Our dog, Daphne, is now 11 and sports a magisterial grey muzzle. She can usually be seen trundling around the local park like a rickety cocktail trolley, but like most dog owners, I still think she could take best in show. Nevertheless, there remain those who cross the road or, worse, pick up their own dogs when they see her. The anti-staffie propaganda is real. And as anyone who loves a staff knows, they’re the most misunderstood of breeds. The one that loves people the most. The one most likely to be abused and abandoned by them.
There is something particularly moving – often literally so, due to the smell – about old dogs. As the lockdown mania for puppy acquisition has abated and charities have experienced the accompanying grim rise in abandonment, my Daphne has aged with grace. So, too, have her neuroses. By which I mean they’ve grown like a mole sprouting a whisker. Her fears used to be skateboards, fireworks, being left alone and the buzzers on University Challenge. These days we must add to the list the spin cycle on the washing machine, rain lashing against the Velux bathroom window, the window cleaner, football on the telly, cairn terriers, the flying fox in the play park … and, well, I could go on.

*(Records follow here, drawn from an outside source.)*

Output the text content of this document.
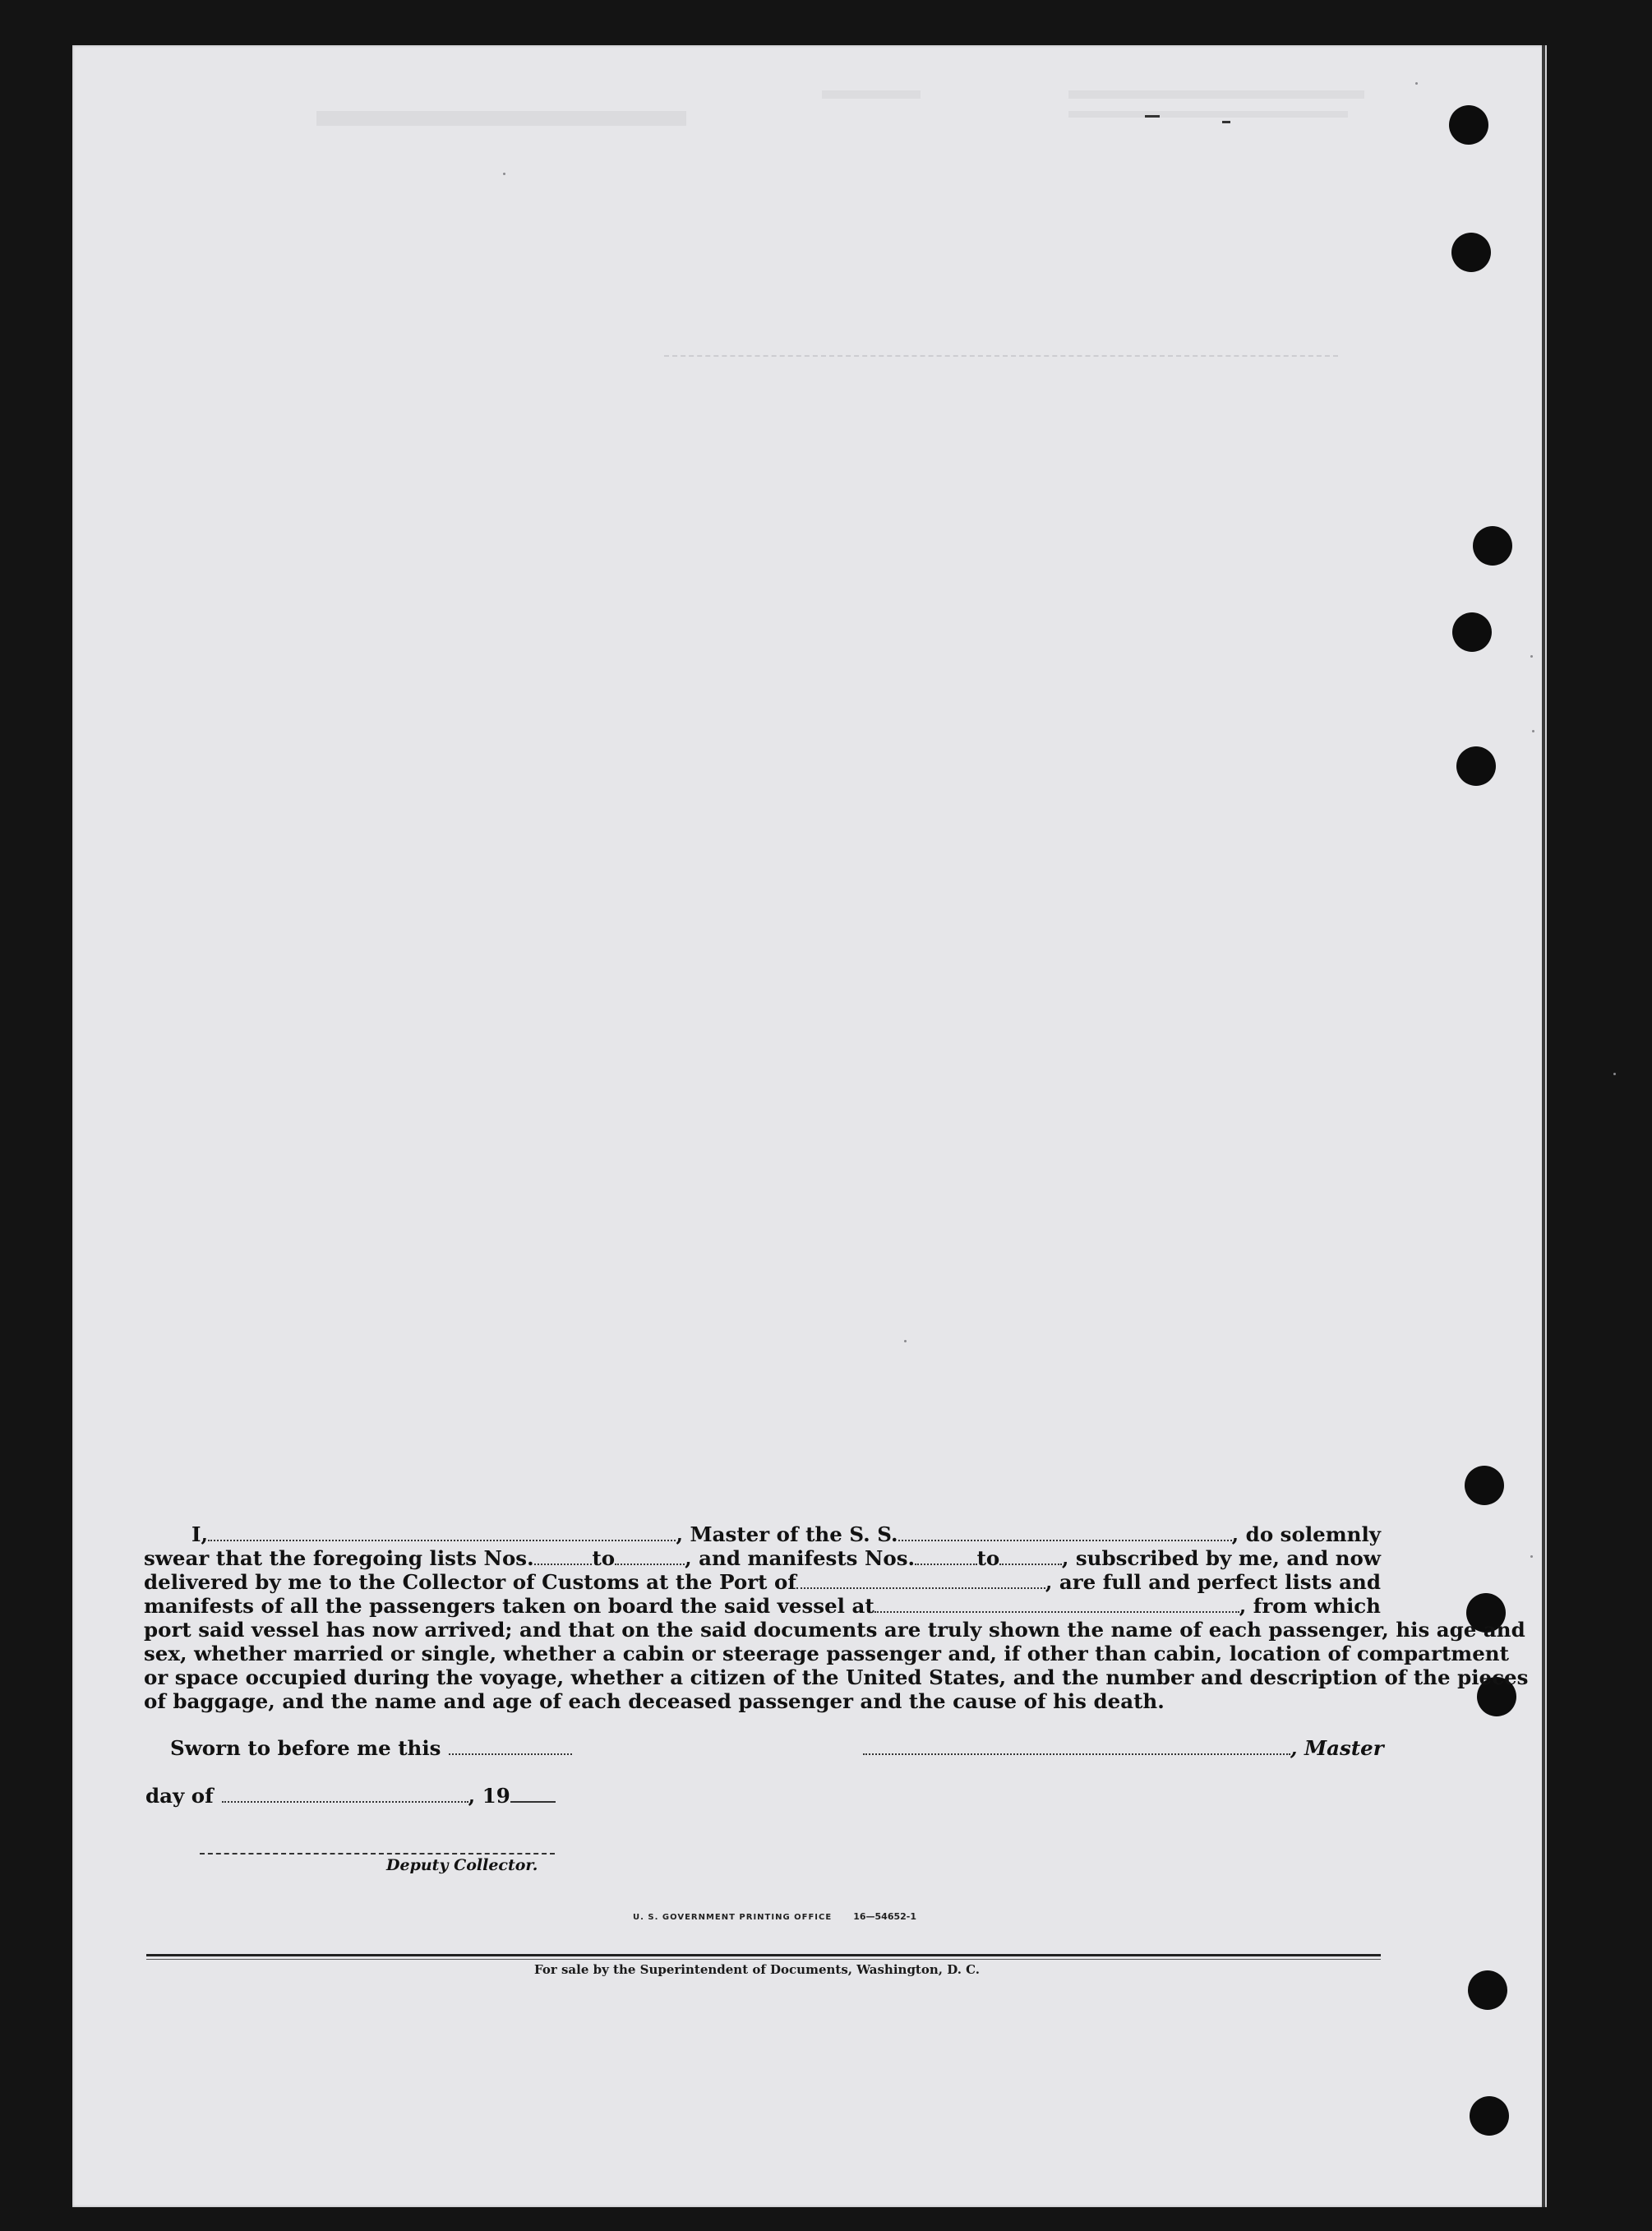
I,	, Master of the S. S.	, do solemnly
swear that the foregoing lists Nos.	to	, and manifests Nos.	to	, subscribed by me, and now
delivered by me to the Collector of Customs at the Port of	, are full and perfect lists and
manifests of all the passengers taken on board the said vessel at	, from which
port said vessel has now arrived; and that on the said documents are truly shown the name of each passenger, his age and
sex, whether married or single, whether a cabin or steerage passenger and, if other than cabin, location of compartment
or space occupied during the voyage, whether a citizen of the United States, and the number and description of the pieces
of baggage, and the name and age of each deceased passenger and the cause of his death.
Sworn to before me this	, Master
day of	, 19
Deputy Collector.
U. S. GOVERNMENT PRINTING OFFICE 16—54652-1
For sale by the Superintendent of Documents, Washington, D. C.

Rescuing a dog is high on the list of the best things I’ve ever done. For her, and me. As she staffie-wiggles into her twilight years, the joy of adopting increases with every sniff of aged pee. Which is also a thing. Old dogs stop more to smell the roses, just as their puppy selves once did. It takes an age to walk her now and she trots behind me rather than ahead, but I no longer drag her on. We stop and start, turn back if – God forbid – we encounter a skateboarder. Because she deserves it, and life is short.